We’re now in Brisbane, Australia. It’s cool. I like it here. It’s good to be back on the ship again. Many people are about to leave, and there are 60 odd new people… But, new in that they joined 6 months ago, just as I left, so they’re already “old hands”, yet I don’t know them!
Anyway. It’s traditional for me to start new paragraphs with “Anyway” for no apparent reason. Here I am, I’ve started writing again, and so new posts will be forthcoming, fear not. I have a few more stories from Carlisle which I’ll be posting soon, but I figured it’s best to get the blog going again up to date, before launching into the past.
Before I begin today’s tale, there are a few things I must first explain. The first is that the UK has these things called “Bank Holiday Mondays”, which basically means most people with office-type jobs don’t work on random mondays throughout the year. Nobody whom I’ve asked seems to know what these Bank Holiday Mondays are in aid of, nevertheless, they seem quite keen on them, generally as they happen to be some of the people who don’t work on these aforementioned Bank Holiday Mondays.
The second thing I’d like to mention is that I’m kind of used to the Doulos work week, which means that also, most people don’t work on Mondays, however, we do work every other day, including Saturday and Sunday.
So being here in Carlisle, where the team has 2 days off per week (Saturday and Sunday) is quite a rare and interesting experience. Then these Bank Holiday Mondays on top of that, wow! It’s surprising they get any work done at all! We had one of these Mondays about 2 weeks ago.

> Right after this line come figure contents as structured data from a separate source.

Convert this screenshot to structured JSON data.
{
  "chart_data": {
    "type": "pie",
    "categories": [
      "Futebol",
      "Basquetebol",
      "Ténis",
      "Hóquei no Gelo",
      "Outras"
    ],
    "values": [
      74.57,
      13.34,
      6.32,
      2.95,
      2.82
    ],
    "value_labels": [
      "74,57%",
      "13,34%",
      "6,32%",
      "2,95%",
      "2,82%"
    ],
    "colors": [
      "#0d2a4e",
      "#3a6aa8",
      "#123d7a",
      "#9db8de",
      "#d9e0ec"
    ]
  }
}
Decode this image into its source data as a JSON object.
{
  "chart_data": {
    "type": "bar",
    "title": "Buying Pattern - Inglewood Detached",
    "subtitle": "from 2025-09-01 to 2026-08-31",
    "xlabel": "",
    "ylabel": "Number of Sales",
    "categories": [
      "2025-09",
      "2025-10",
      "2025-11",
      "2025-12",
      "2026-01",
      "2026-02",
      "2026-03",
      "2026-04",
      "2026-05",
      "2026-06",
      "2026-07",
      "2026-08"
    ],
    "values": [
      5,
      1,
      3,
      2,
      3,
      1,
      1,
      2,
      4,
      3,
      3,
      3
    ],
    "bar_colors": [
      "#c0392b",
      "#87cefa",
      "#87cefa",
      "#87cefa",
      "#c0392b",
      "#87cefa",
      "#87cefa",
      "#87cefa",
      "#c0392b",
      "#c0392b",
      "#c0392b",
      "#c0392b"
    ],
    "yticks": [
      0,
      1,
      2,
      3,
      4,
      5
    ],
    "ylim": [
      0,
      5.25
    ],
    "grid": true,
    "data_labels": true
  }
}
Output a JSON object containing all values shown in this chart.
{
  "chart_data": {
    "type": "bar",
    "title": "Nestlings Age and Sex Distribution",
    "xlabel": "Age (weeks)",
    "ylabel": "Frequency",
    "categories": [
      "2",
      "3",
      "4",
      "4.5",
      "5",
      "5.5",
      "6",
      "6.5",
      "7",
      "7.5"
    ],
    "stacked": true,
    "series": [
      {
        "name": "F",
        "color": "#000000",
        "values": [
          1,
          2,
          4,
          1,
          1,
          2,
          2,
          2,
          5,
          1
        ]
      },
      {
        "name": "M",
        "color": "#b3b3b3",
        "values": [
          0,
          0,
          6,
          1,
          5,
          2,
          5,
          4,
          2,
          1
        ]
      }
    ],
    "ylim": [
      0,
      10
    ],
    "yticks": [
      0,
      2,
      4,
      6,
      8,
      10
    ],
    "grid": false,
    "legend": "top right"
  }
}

The third thing, is that you should now promptly remove all of the above from your current thoughts, but allow it to drift uninhibited and unwatched into the depths of your subconcious general knowledge. This will put you in a better frame of mind for listening to the rest of the tale, but also put you in roughly the same state as I was 4 days ago.
I got up as usual, showered, dressed, and made myself a rather tasty cappuccino with my breakfast. I headed early to the Shed to start getting some audio files ready for posting later on this week. So I got to the shed about 10 past 7, my housemate was still asleep when I left, and while I was walking to the Shed, I thought
“Once I’ve got these files going, I’ll try walking to the Office (which is on the opposite end of town) for 9am devotions” (that we have together with the Office staff 3 times a week).
So once my audio files were happily working, I set out from the Shed at about 8:15 and started walking at a reasonable pace towards the office. I kind of hoped to see the bus at the bus stop as I went past, and maybe see my housemate on it.
No sign of the bus.
“Hm,” I thought, checking my watch.
“8:23.. that bus must be a bit later than I thought.”
I picked up the pace a bit, thinking, “I wonder if I can get to the office before the bus and my housemate do!” and briskly hopped down the steps to the underpass, and headed through the park.
One cool thing about Carlisle is the rabbits. There are wild rabbits all over the place! I’m sure the local farmers hate them and so on, but I quite enjoy seeing them all over the place as I walk about early in the morning, and while along the footpath I saw a rabbit jumping out of my way.